The book covers several thousand years of history and thus is necessarily a quick summary of each period.  Overall, I enjoyed the book and found it a quick read. I didn’t object to the fast pace until the very end, when it felt like Coontz assumed that her audience had already read her previous book, The Way We Never Were. Coontz claims that the specific circumstances of the 60s and 70s — second wave feminism, improved access to birth control, stagnant male wages and growing female earning potention — accelerated the changes, but weren’t necessary for them to occur.

Coontz consistently offers political and economic explanations for why different societies had different moral standards.  I was quite intrigued by her argument that the "separate spheres" story about gender roles developed as a response to the strain that democracy placed on the old assumptions that women were inherently inferior and subordinated.  I was also fascinated by her claim that as early as the beginning of the 19th century, different classes were developing different expectations around the timing of work and marriage — and different moral standards that went with them:

"A shotgun wedding was not a huge problem for people in rural occupations if the young couple had access to the resources needed to set up a new household.  As for unskilled and semi-skilled laborers, whose earning power had often peaked by the end of their teens, it could be an advantage to marry and have children early, because after only a short period of dependence, the children could enter the labor force and increase total household income."

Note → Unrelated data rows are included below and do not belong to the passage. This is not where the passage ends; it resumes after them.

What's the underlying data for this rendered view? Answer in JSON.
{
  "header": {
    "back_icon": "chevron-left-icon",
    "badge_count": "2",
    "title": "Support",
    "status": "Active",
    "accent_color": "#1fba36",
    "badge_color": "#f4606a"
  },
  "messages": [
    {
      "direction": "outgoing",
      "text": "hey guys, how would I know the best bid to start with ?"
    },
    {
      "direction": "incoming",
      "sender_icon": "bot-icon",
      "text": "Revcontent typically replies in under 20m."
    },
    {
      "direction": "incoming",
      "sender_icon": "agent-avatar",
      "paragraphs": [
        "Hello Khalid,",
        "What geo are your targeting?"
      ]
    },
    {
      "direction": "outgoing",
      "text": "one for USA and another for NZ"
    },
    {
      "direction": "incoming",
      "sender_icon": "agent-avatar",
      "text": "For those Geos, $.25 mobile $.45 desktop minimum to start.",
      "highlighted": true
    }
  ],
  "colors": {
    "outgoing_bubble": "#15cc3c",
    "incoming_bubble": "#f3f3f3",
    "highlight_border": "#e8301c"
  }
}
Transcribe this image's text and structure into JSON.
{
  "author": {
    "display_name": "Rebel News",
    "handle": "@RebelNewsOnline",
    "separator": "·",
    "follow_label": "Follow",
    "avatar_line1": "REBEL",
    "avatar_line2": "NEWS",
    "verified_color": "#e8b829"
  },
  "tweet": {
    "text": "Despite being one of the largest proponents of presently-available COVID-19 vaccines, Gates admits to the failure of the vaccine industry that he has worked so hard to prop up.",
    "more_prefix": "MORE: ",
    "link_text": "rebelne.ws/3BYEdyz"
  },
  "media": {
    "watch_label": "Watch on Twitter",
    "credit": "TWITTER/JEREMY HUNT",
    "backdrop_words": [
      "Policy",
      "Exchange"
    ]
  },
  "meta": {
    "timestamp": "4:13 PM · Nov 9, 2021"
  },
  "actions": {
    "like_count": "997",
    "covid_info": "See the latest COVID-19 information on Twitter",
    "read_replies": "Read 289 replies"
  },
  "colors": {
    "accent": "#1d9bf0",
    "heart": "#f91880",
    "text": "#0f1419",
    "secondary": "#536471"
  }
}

"But for middle-class parents, an unexpected marriage was a bigger problem.  To achieve success in the expanding category of middle-class occupations, a man had to have an education or serve a long period of training in his craft or profession…. This made deferred gratification a cherished principle of middle-class family strategy…. Central to this internal moral order was an unprecedented emphasis on female purity and chastity."


I was quite amused last week to look at the Washington Post Book Review and see that they had given this book to none other than Judith Warner to review.  This review mostly serves to confirm Jennifer Weiner’s claim that reviews are more about the reviewer than the book.  Warner concludes: "Relationships between men and women, she [Coontz] implies, are basically healthy — probably better than they’ve ever been in the past. It’s our society that’s sick." 

2 Responses to “TBR: Marriage, a History”

  1. dave s Says:

    now, lets tie this back into your post on child support enforcement: http://elb.typepad.com/
    child_support_e.html#comments – looks to me like child support enforcement – and welfare reform – move an early out-of-wedlock child out of the ‘no-biggie’ category into the ‘big problem’ area, and changed behavior is consistent with Coontz’ idea that behavior and moral standards will change with what is economically workable.

  2. Elizabeth Says:

    Well, for another 150 years, there was still an assumption that an early out-of-wedlock conception would lead to marriage. (In an earlier post, I referred to it as The River model of family formation, from the Springsteen song.) So the path from there to child support enforcement is pretty indirect.